为什么自己会沦落到这个地步呢?真是交友不慎。
片刻后,两人用法诀烘干了衣裳,一起坐在湖边的石头上。赵灵宇一口一口吃着包子,漆黑的长发蒙住了半张脸。他穿着白色的衣裳,气质阴郁,若是嘴边多一圈血迹,大约在大白天也能吓哭小孩。
花琼叽叽喳喳地说着这些天发生的事情,重点对玉弦宗薄弱的同门情进行了控诉,顺便提了一嘴可爱善良的方块坨们。见对方吃完了最后一口包子,她话头一转,“这次委托还顺利么?”
赵灵宇擦了擦嘴,取出一小袋灵石递给花琼。
花琼自然而然地接过,往裏瞥了一眼。
“哇哦,”她感嘆道,“你不是下山去调节家庭纷争的么?报酬怎么这么丰厚?”
赵灵宇沈默了一瞬,答道:“有魔气作祟。”
“魔气……”花琼敛去笑意,“最近是不是太频繁了一点?”
“魔”是修真界的公敌,每次“魔”出现,都会掀起一场腥风血雨。没有人知道“魔”是如何产生,魔气又是从何而来的。总而言之,这不是什么好东西。
“嗯。”赵灵宇应了一声。他有种不安的感觉,不过他觉得没必要说出来让花琼忧心。
“算了,反正天塌下来还有高个子顶着。不管了不管了!”花琼并没有纠结,收起灵石,整个人往后一仰,湖上的风吹得她眼睛瞇起,十分舒服。
如此良辰美景,该操的心果然还是让大师兄他们去操吧。真咸鱼,就是这么洒脱!
赵灵宇侧首看她,被黑发遮挡的嘴角不由微微扬起。
突然,他嘴角一凝,黑发钢针一样朝树林刺去,“谁?”
树林裏传来一阵哇呜乱叫,随后,十几坨马赛克被黑发裹粽子的形状,毫无反抗力地被拖了出来。

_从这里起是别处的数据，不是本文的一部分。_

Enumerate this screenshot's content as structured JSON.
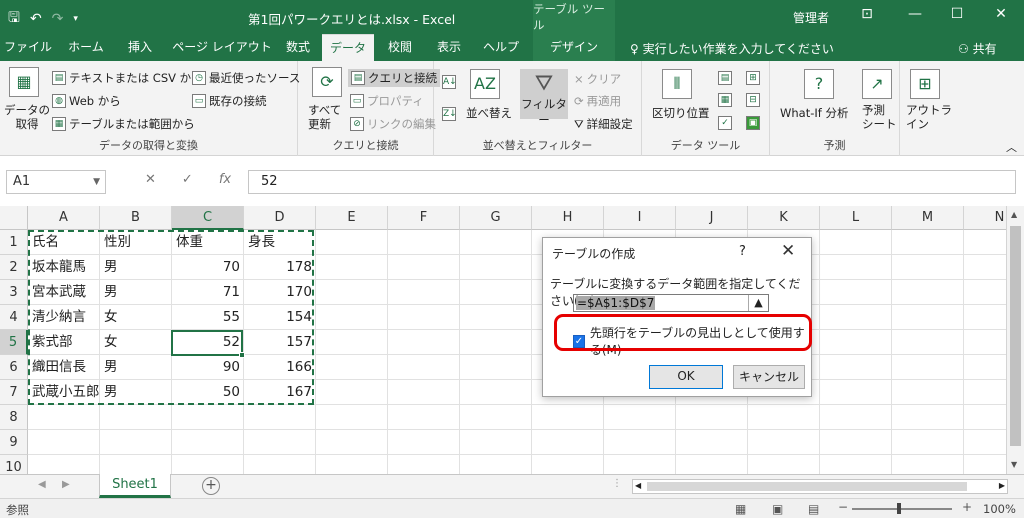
{
  "titlebar": {
    "title": "第1回パワークエリとは.xlsx - Excel",
    "contextual": "テーブル ツール",
    "user": "管理者",
    "qat": {
      "save_icon": "save-icon",
      "undo_icon": "undo-icon",
      "redo_icon": "redo-icon"
    }
  },
  "tabs": {
    "file": "ファイル",
    "home": "ホーム",
    "insert": "挿入",
    "layout": "ページ レイアウト",
    "formulas": "数式",
    "data": "データ",
    "review": "校閲",
    "view": "表示",
    "help": "ヘルプ",
    "design": "デザイン",
    "tellme": "実行したい作業を入力してください",
    "share": "共有"
  },
  "ribbon": {
    "get_data": "データの\n取得",
    "from_text": "テキストまたは CSV から",
    "from_web": "Web から",
    "from_table": "テーブルまたは範囲から",
    "recent": "最近使ったソース",
    "existing": "既存の接続",
    "group1": "データの取得と変換",
    "refresh_all": "すべて\n更新",
    "queries": "クエリと接続",
    "properties": "プロパティ",
    "edit_links": "リンクの編集",
    "group2": "クエリと接続",
    "sort": "並べ替え",
    "filter": "フィルター",
    "clear": "クリア",
    "reapply": "再適用",
    "advanced": "詳細設定",
    "group3": "並べ替えとフィルター",
    "text_to_columns": "区切り位置",
    "group4": "データ ツール",
    "whatif": "What-If 分析",
    "forecast": "予測\nシート",
    "group5": "予測",
    "outline": "アウトラ\nイン"
  },
  "formula_bar": {
    "name_box": "A1",
    "value": "52",
    "fx": "fx"
  },
  "grid": {
    "columns": [
      "A",
      "B",
      "C",
      "D",
      "E",
      "F",
      "G",
      "H",
      "I",
      "J",
      "K",
      "L",
      "M",
      "N"
    ],
    "rows": [
      "1",
      "2",
      "3",
      "4",
      "5",
      "6",
      "7",
      "8",
      "9",
      "10"
    ],
    "data": [
      [
        "氏名",
        "性別",
        "体重",
        "身長"
      ],
      [
        "坂本龍馬",
        "男",
        "70",
        "178"
      ],
      [
        "宮本武蔵",
        "男",
        "71",
        "170"
      ],
      [
        "清少納言",
        "女",
        "55",
        "154"
      ],
      [
        "紫式部",
        "女",
        "52",
        "157"
      ],
      [
        "織田信長",
        "男",
        "90",
        "166"
      ],
      [
        "武蔵小五郎",
        "男",
        "50",
        "167"
      ]
    ]
  },
  "sheet": {
    "tab": "Sheet1",
    "add": "+"
  },
  "status": {
    "mode": "参照",
    "zoom": "100%"
  },
  "dialog": {
    "title": "テーブルの作成",
    "help": "?",
    "close": "✕",
    "prompt": "テーブルに変換するデータ範囲を指定してください(W)",
    "range": "=$A$1:$D$7",
    "checkbox_label": "先頭行をテーブルの見出しとして使用する(M)",
    "checkbox_checked": true,
    "ok": "OK",
    "cancel": "キャンセル"
  },
  "colors": {
    "accent": "#217346",
    "highlight": "#e60000",
    "checkbox": "#1a73e8"
  }
}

赵灵宇瞥了一眼,黑发跟被烫到一样,稀裏哗啦地把那些东西往岸边一扔,纷纷窜进了湖水裏。
“什么东西?”赵灵宇一言难尽地看着一坨坨马赛克,觉得胃裏的包子在翻滚。
“唉,你不知道吗?这就是我刚刚说的方块坨,这次天道摸鱼的产物。”花琼吐了个槽,“我们这届天道真的不行,三天两头就要多几个窟窿。最近更频繁了,距离上回还没到一个月呢。”
“是吗?宗门外没有这些东西。”
“哦。”花琼漫不经心道,“看来这次是玉弦宗中奖了。”
方块坨们已经纷纷翻正身子,又在发出“啊啊啊”的不明所以的尖叫声。
“啊啊啊我草啊大白天见鬼了!”
“说好的恋爱呢?为什么会变成这样?啊啊啊我好害怕!”
“师妹快走,这裏由我来挡着!——加好感了吗?啊啊啊,完全没有啊!”
赵灵宇看着一部分方块坨散发着“奋不顾身”的烈士气息,蠕动着朝自己跑过来,顿时感到一阵恶寒。这回的异界来客,长相有些寒碜了吧?
花琼饶有兴趣地看着这一幕,“小宇,你好像被针对了。对了,你还不知道吧?这些方块坨有特殊的癖好哦~”
“什么?”赵灵宇顿时升起一种极其不好的预感。